Centre’s challenge for Indian cities: How would you design your city for a 3-yr-old?
If you were to see the city like a three-year-old, whose average height is 95cm, what changes would you make to its design? The Central government has posed this question to Indian cities.
The Ministry of Housing and Urban Affairs (MoHUA), along with the World Resources Institute (WRI) and Dutch-based Bernard van Leer Foundation, on Friday launched the Urban 95 India challenge – an open call for all Indian cities to plan and design cities with an infant-, toddler- and caregiver-centric approach. This means, the cities will have to be more inclusive, accessible and visibly active public spaces.
After intensive research, the Bernard van Leer foundation has developed guidelines and framework to create child-friendly cities similar to those in urban areas across the world and India’s Bhubaneswar and Pune. The five main objectives are developing safe, green, accessible, playful and inclusive neighbourhoods for toddlers.

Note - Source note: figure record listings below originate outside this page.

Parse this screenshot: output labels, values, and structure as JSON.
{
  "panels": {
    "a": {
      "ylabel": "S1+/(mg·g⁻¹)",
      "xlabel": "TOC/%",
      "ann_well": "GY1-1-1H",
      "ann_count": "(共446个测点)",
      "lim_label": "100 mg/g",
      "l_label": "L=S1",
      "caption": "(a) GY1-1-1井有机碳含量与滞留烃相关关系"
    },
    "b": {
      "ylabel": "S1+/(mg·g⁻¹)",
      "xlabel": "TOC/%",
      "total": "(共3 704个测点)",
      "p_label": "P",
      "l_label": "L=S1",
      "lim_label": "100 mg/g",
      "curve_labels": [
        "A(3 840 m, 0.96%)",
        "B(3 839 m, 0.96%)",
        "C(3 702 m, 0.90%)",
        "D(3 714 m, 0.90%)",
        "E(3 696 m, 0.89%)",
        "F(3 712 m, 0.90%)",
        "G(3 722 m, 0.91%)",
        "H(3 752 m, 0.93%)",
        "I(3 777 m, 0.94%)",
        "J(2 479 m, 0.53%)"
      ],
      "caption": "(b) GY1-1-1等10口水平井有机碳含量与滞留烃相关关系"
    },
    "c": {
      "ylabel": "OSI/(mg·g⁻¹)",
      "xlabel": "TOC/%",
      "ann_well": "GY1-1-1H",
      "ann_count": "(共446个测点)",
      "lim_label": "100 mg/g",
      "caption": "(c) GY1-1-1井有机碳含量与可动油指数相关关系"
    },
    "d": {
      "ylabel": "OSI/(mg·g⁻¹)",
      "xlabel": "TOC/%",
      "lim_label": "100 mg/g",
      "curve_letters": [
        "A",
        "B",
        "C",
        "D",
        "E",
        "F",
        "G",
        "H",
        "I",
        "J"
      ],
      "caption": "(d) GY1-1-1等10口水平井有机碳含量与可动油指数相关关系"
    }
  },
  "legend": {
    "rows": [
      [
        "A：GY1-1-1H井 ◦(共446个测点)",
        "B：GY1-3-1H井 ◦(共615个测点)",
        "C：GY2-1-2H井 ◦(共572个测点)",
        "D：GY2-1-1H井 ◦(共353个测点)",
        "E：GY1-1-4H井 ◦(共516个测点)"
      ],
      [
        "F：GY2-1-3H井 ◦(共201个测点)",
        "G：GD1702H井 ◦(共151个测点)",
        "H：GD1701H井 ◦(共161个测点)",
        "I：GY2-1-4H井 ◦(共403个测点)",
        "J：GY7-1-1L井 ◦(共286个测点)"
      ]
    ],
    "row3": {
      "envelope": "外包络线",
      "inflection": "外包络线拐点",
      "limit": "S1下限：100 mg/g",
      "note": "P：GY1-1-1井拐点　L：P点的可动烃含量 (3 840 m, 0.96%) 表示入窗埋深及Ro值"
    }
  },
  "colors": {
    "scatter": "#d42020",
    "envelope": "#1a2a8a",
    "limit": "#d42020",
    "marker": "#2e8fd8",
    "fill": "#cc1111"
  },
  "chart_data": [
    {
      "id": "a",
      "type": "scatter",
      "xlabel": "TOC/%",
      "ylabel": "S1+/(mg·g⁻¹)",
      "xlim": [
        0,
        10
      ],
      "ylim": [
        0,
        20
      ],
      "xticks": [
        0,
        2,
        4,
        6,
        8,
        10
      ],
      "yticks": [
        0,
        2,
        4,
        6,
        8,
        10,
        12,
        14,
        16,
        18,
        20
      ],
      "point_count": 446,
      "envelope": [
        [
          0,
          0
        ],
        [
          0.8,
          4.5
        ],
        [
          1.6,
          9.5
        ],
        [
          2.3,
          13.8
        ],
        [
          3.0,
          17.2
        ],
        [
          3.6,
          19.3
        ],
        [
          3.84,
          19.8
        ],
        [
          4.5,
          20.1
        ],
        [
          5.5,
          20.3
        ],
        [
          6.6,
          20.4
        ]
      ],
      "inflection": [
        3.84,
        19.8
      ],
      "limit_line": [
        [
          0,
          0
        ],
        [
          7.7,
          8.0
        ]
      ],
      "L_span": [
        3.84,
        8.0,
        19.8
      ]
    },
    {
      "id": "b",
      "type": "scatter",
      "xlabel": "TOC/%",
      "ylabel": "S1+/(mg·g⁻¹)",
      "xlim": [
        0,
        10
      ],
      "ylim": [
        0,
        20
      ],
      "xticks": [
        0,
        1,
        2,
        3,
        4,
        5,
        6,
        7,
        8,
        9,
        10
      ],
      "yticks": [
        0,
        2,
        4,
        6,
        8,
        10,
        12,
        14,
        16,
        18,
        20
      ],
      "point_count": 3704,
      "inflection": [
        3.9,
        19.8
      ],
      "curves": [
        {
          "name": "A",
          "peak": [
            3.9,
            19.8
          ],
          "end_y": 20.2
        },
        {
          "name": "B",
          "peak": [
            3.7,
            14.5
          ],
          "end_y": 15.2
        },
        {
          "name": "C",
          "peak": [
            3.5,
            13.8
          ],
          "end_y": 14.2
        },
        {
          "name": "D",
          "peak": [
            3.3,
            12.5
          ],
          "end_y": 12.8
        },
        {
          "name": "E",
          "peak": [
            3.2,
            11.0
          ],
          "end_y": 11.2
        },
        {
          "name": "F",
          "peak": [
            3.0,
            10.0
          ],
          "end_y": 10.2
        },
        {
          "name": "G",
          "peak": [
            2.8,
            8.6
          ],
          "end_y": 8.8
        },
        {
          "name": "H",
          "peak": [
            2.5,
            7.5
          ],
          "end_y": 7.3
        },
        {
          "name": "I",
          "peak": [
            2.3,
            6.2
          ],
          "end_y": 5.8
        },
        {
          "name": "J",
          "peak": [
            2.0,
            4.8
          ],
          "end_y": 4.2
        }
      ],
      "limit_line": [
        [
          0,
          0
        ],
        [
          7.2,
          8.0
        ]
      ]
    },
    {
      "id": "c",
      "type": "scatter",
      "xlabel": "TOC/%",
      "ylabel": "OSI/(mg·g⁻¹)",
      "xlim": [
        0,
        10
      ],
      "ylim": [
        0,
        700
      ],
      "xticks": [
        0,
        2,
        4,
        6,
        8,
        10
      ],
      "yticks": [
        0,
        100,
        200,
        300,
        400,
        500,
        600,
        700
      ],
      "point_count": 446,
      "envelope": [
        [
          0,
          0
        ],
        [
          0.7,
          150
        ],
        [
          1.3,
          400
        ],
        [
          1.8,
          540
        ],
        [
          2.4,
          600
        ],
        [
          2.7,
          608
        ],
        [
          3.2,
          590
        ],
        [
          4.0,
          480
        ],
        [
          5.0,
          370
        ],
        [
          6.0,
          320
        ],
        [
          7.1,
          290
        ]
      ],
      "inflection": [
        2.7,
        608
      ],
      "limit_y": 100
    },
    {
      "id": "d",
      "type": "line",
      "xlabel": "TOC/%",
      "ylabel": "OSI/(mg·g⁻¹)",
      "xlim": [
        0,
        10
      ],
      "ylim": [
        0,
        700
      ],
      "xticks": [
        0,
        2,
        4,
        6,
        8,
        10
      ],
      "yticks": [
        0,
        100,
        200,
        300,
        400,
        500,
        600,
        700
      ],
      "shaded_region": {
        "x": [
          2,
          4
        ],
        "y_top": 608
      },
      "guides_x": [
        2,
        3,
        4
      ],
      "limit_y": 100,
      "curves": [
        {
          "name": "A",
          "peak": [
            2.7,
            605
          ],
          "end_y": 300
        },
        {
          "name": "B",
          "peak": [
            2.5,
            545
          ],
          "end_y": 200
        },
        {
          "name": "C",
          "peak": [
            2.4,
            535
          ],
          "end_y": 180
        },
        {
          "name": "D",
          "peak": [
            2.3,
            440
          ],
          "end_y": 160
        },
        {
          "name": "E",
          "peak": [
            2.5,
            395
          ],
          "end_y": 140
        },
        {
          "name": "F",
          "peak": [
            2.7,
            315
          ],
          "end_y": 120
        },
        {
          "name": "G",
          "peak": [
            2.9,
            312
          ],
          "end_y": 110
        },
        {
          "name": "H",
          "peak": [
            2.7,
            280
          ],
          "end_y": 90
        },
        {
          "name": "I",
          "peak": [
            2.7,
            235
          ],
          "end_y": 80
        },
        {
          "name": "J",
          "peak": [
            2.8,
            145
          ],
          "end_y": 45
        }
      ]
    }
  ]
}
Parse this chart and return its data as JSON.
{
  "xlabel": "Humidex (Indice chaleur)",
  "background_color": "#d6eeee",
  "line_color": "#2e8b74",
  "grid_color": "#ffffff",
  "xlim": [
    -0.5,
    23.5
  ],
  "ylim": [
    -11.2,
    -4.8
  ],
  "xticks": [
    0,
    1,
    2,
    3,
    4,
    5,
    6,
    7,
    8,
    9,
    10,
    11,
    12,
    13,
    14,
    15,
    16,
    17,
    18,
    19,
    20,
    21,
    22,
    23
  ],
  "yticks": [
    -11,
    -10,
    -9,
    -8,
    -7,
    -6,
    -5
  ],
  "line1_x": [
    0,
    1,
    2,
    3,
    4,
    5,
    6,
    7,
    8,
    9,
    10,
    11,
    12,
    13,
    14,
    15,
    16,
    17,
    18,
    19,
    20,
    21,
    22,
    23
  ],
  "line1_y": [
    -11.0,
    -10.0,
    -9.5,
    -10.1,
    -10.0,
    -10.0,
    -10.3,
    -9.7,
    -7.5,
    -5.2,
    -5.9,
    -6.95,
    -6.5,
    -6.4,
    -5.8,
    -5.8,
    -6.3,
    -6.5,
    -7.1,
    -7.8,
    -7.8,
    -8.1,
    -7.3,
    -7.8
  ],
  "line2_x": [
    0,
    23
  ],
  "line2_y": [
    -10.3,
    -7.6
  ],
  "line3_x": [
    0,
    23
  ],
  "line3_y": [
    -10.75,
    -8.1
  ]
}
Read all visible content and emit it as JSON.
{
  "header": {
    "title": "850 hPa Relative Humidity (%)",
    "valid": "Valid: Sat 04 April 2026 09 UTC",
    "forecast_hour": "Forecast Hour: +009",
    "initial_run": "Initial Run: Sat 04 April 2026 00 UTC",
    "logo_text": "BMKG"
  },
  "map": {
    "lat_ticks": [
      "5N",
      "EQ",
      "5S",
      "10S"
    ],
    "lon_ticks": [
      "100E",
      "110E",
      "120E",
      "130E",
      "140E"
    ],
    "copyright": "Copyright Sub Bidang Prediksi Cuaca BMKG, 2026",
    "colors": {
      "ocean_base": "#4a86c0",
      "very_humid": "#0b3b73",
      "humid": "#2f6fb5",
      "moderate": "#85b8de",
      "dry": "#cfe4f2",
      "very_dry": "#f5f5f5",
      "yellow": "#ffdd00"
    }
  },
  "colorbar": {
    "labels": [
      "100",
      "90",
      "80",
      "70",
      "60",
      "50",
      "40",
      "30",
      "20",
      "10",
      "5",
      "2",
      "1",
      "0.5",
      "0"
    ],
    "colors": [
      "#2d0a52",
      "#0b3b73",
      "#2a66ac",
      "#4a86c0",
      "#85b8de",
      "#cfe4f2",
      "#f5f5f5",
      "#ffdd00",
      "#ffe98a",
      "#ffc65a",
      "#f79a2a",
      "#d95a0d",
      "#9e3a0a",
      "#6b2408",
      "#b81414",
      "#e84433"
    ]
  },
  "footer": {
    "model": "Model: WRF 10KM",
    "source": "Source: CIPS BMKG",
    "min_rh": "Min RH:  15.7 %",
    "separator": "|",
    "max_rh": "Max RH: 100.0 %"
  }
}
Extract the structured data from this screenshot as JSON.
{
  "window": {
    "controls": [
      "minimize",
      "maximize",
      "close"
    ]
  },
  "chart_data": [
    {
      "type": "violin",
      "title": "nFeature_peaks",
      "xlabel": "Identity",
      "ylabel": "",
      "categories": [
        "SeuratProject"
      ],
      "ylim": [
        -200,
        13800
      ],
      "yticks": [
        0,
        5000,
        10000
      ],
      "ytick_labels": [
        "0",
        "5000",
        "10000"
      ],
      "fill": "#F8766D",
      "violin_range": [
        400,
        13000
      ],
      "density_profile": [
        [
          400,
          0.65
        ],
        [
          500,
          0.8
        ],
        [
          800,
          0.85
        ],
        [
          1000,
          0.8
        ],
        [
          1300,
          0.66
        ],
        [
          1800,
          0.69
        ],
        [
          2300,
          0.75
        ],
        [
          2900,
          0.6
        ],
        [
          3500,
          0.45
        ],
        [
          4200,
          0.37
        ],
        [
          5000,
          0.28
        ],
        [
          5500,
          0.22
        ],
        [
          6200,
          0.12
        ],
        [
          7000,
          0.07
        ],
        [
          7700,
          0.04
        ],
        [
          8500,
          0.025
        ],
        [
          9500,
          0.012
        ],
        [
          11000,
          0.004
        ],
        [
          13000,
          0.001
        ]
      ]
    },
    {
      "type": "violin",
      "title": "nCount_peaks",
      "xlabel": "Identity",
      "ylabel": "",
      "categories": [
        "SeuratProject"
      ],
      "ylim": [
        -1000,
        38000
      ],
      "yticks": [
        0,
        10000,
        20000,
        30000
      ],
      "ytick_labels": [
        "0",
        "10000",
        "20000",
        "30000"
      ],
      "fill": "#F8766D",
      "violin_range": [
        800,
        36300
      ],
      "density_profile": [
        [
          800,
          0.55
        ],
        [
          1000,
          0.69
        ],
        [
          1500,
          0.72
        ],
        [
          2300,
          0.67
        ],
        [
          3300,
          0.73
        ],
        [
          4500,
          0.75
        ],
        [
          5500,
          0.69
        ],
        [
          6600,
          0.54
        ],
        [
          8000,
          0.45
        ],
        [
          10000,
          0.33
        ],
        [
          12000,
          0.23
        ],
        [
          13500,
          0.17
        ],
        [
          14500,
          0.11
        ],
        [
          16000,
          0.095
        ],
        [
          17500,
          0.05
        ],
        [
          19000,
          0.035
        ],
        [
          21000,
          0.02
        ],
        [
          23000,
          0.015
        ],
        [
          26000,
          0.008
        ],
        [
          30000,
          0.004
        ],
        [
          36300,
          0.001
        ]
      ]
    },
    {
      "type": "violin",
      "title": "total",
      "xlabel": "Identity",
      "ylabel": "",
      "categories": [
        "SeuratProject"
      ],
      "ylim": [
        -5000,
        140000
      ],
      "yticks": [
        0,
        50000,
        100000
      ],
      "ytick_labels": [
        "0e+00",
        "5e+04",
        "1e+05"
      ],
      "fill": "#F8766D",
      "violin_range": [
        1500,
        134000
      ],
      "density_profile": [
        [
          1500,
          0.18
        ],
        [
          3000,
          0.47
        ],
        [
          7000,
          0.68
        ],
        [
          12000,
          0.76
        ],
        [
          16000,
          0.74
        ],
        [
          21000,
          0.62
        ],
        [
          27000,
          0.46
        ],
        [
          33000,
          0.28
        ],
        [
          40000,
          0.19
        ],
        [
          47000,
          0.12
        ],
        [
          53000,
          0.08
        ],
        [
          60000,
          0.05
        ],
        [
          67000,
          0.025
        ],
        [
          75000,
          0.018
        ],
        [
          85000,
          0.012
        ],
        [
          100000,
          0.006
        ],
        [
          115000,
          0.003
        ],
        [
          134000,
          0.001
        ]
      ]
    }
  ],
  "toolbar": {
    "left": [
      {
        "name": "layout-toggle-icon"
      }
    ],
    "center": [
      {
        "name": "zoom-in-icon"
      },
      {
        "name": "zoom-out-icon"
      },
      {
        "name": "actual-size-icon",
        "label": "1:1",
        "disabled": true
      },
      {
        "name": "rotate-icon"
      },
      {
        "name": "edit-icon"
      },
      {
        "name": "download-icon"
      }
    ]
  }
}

Launched under the Central government’s ‘Smart Cities’ mission, the programme will support 20 cities to experiment, pilot and scale the solutions, while 10 of these cities will receive further support to implement the solutions over a two-year period. Municipal corporations with a population of over a lakh or agencies such as development authorities, metro rail agencies can also apply for the challenge.
Kunal Kumar, joint secretary and mission director (smart cities), MoHUA, said, “Cities are usually designed keeping working individuals in mind. However, various studies have shown that the initial years of development are the most crucial for children to achieve their full potential. So this sort of investment [in lively public spaces] will not only enrich children’s lives, but also result in a more productive economy.”
India is home to the largest number of children in the world. As per census 2011, almost 37 million children under the age of five live in urban areas across the country. However, a large number of these children live in vulnerable conditions, lacking basic services and infrastructure to support a healthy childhood. Public spaces in India are also not safe for children. At least 43 children lose their lives on Indian roads daily, according to WRI data.
Madhav Pai, director, WRI India Ross Centre, said, “Along with right nutrition, children between the age group of 0-5 years need to be closer to nature and need space to play outdoors to achieve their full potential. The idea behind the challenge is for cities to mainstream the need of children and their care-givers while planning and designing streets, parks or transport-related services.”
Anca Abraham, founder of ‘Love Your Parks’, an initiative for children, welcomed the move. “A city designed for children is basically good for everyone – accessible footpaths, cycle tracks, well-connected open spaces, so kids can walk/cycle to school and to their local park...this is the city we all dream of,” she said.